The General Data Protection Regulation (GDPR) comes into force today and is the biggest shakeup to data protection rules in decades, forcing companies to make significant changes to ensure GDPR compliance.
Organisations are faced with the daunting task of restructuring all of the personal data they possess in a way that can be easily erased, rectified and accessed—all while adhering to robust security standards. Failure to do so threatens maximum fines of €20m or 4% of global annual turnover, whichever is higher. For some of the world’s largest companies, those fines could hypothetically run into the billions.
Timeline for Automation
- February 28, 2020
- October 24, 2019
As well as providing extra data security to individuals, which been a subject of considerable attention in the wake of the Cambridge Analytica scandal, it is creating opportunities for technology companies to provide services that simplify and secure data management.
Technology may have created the need for GDPR, but many are seeing it as the solution.
Automated heavy lifting: AI-driven GDPR compliance
For larger companies, the volume of data involved with GDPR compliance is simply too large for human management, with many organisations spending “20-30% of their IT budget on compliance audit reporting and preparation,” according to Martyn Davies, director at Rocket Software.

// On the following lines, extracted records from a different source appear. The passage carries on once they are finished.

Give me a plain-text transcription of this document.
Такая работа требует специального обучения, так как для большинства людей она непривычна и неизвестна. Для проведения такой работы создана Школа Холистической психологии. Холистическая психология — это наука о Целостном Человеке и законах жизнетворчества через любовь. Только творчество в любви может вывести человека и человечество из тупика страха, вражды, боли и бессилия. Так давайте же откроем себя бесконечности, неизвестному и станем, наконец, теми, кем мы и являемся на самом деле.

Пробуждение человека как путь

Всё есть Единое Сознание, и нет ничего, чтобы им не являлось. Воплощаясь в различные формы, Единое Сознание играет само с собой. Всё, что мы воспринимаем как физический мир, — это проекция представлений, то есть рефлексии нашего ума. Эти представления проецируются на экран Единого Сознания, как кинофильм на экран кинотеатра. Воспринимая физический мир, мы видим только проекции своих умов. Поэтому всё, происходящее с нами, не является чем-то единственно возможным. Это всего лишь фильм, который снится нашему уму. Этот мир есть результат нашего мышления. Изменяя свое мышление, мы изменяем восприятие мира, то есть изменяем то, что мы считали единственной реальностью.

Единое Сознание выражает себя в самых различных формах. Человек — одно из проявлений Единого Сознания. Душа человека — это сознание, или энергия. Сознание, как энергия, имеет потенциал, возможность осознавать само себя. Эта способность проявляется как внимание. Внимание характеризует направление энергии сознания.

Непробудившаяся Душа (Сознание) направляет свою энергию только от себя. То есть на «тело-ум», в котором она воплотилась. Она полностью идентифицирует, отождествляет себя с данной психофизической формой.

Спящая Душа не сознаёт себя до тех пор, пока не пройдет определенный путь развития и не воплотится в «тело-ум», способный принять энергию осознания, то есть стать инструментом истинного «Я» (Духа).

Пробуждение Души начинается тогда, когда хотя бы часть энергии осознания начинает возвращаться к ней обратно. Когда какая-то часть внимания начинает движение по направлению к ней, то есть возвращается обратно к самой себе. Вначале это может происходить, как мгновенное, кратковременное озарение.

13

One of the upshots of GDPR is that it is driving innovation in artificial intelligence to provide solutions that can tackle this problem. IBM, for example, has developed an automated system that uses a type of AI known as cognitive computing to scan data caches and index findings. It then automatically completes tasks such as user data requests, which is now permissible under the new legislation.
AI programmes can also save companies much of the heavy lifting by automating the discovery of sensitive data and risk analysis so that any gaps in compliance can be addressed.

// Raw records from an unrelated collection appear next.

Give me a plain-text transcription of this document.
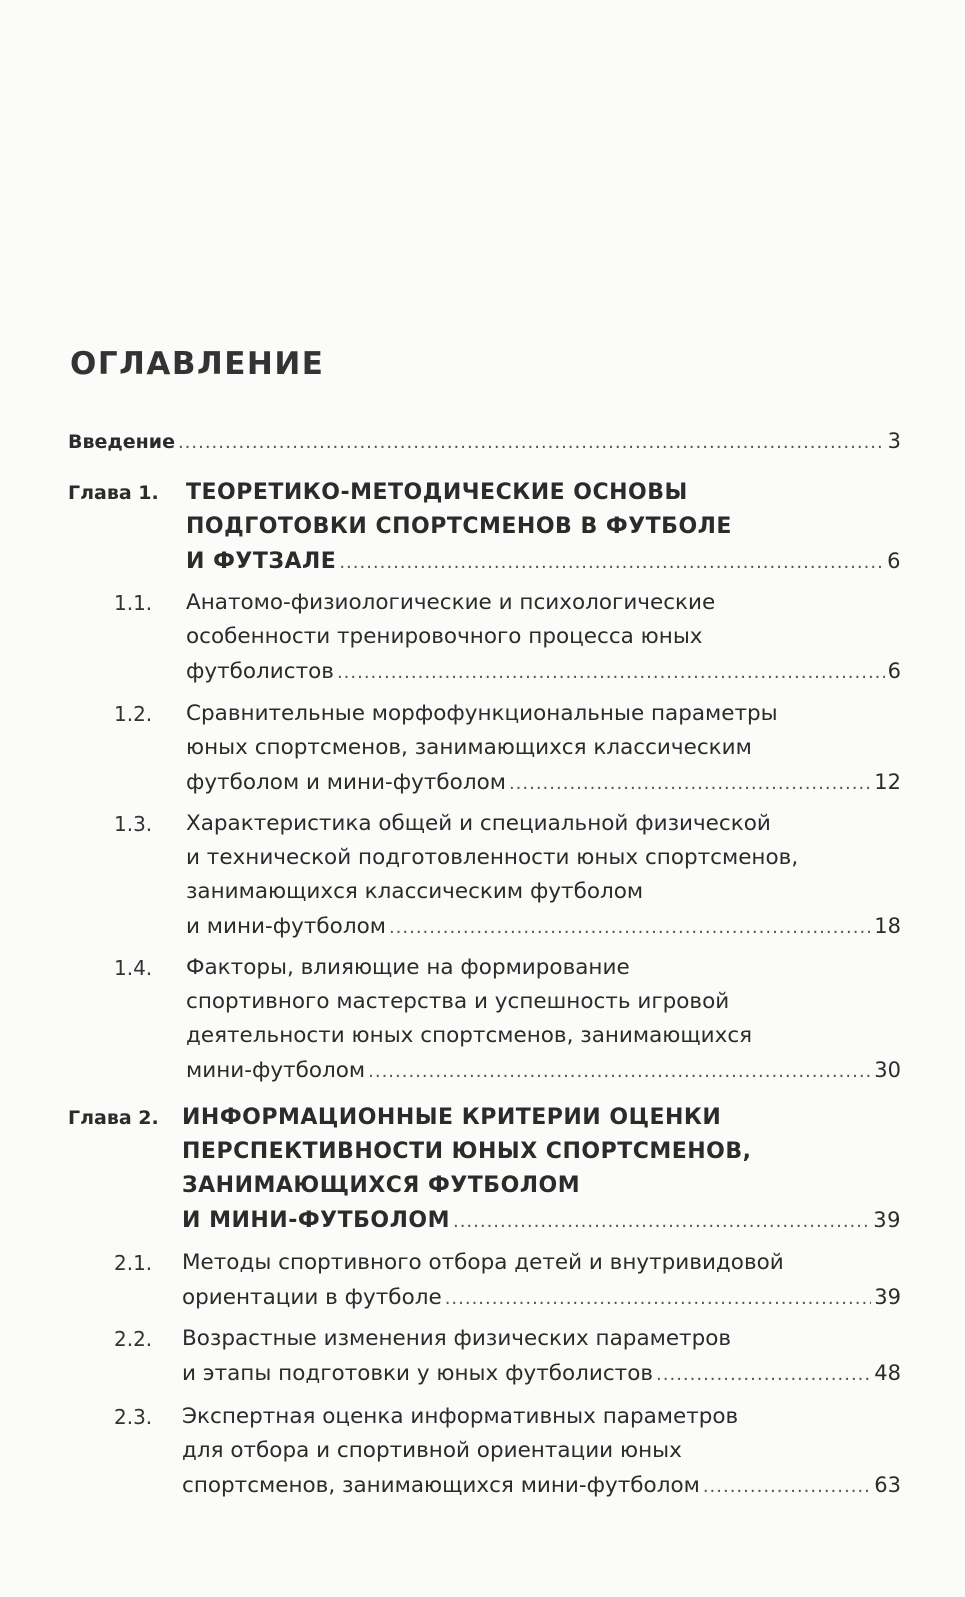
ОГЛАВЛЕНИЕ
Введение .....	3
Глава 1. ТЕОРЕТИКО-МЕТОДИЧЕСКИЕ ОСНОВЫ
ПОДГОТОВКИ СПОРТСМЕНОВ В ФУТБОЛЕ
И ФУТЗАЛЕ .....	6
1.1. Анатомо-физиологические и психологические
особенности тренировочного процесса юных
футболистов .....	6
1.2. Сравнительные морфофункциональные параметры
юных спортсменов, занимающихся классическим
футболом и мини-футболом .....	12
1.3. Характеристика общей и специальной физической
и технической подготовленности юных спортсменов,
занимающихся классическим футболом
и мини-футболом .....	18
1.4. Факторы, влияющие на формирование
спортивного мастерства и успешность игровой
деятельности юных спортсменов, занимающихся
мини-футболом .....	30
Глава 2. ИНФОРМАЦИОННЫЕ КРИТЕРИИ ОЦЕНКИ
ПЕРСПЕКТИВНОСТИ ЮНЫХ СПОРТСМЕНОВ,
ЗАНИМАЮЩИХСЯ ФУТБОЛОМ
И МИНИ-ФУТБОЛОМ .....	39
2.1. Методы спортивного отбора детей и внутривидовой
ориентации в футболе .....	39
2.2. Возрастные изменения физических параметров
и этапы подготовки у юных футболистов .....	48
2.3. Экспертная оценка информативных параметров
для отбора и спортивной ориентации юных
спортсменов, занимающихся мини-футболом .....	63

Amit Walia, executive vice president and chief product officer at Informatica agrees, saying that “organisations must take a holistic and automated approach to governance and compliance to help maximise the potential opportunity.”
GDPR makes direct reference to automation, stating that an individual has the right to know when and how it is being used to make decisions when processing their data.

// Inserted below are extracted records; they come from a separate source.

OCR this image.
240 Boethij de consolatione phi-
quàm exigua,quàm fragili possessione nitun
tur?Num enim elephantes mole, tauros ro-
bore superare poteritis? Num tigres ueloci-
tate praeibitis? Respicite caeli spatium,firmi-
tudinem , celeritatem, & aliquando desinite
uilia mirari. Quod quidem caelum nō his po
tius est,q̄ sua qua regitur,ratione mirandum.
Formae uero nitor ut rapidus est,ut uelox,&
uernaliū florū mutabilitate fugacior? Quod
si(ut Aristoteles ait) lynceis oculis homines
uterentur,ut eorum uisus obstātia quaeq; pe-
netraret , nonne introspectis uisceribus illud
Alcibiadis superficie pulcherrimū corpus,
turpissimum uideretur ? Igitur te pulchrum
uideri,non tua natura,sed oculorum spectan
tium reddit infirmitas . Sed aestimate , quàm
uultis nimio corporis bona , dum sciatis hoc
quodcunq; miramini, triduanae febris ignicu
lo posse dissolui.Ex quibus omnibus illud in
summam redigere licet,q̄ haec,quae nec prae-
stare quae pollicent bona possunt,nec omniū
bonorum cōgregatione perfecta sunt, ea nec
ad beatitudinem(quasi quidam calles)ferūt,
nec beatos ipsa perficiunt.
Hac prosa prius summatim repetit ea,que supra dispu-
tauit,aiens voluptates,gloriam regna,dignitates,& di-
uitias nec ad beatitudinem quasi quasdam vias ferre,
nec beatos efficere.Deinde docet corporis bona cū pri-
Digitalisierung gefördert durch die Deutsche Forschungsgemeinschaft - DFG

However, according to Rainbird AI CEO Ben Taylor, there is quite a bit of misunderstanding around this “right to explanation”.
“GDPR does not define how automated decisions should be made or what constitutes a satisfactory explanation,” he said. “It simply compels companies to reveal how an algorithm works and the type of data it draws on to make determinations.”
GDPR compliance through cybersecurity technology
Under GDPR organisations must ensure they have robust security in place and are required to report certain types of data breaches to the relevant supervisory authority within 72 hours. Article 32 calls for the encryption of personal data, which has created an opportunity for cybersecurity companies to capitalise on this legislation-driven demand.
The State of Technology This Week
“Encryption should be applied to all personal data within corporate systems and, even more so, to information stored and saved on media taken outside the business–such as USBs and portable hard drives,” says Jon Fielding Managing Director EMEA of encrypted flash drive provider Apricorn.
To prevent organisations from holding onto data that they no longer need, Article 5 requires personal data to be stored for no longer than is necessary.
Companies are using technology tools such as Cloud B2B to stay ahead of this, which stores data in the cloud and gives them the ability to allocate dates for documents to be destroyed or reviewed.
Compliance with GDPR location and data sovereignty requirements
GDPR’s data residency and sovereignty laws require data to remain in the country of record in order to protect their citizen’s personal information. Cloud-based services—where data is stored in servers around the world and accessed via a network—has globalised what was once a very local process.
Under GDPR, problems can arise depending on where in the world it is stored and who is looking after it.
One way to meet data residency and compliance requirements is giving businesses the ability to assign a geographical storage zone for individual users’ data. This is something that cloud content management platform Box recently launched with Multizone support, which allows customers to store data in a country of choice.
With regards to data sovereignty, it means that a file will always be sited in the country of record, regardless of the location an employee who is accessing it.
Speaking at the Box World Tour in London, Box CEO Aaron Levie said: “In the world of GDPR, in the world of cybersecurity, in the world of increasing regulation, we have to not just keep information inside of our data centre of our company, but in fact we have to protect the flow of information. We have to know if the content leaving the enterprise has personally identifiable data inside of it.”
While technology may provide a solution for managing data under the yoke of GDPR, for some it shouldn’t be considered a silver bullet. Toby Bryans, Principal Consultant, Finance Practice at global technology consultancy DataArt says that company culture and business processes are more important for GDPR compliance.
“Get those right by understanding how you use data and ensuring your business and staff prioritise data privacy,” he said. “Anyone who is selling a system that claims to solve all your GDPR woes is lying. In data protection generally, good IT only helps once you have a good culture and business processes. Without those you will always be in trouble.”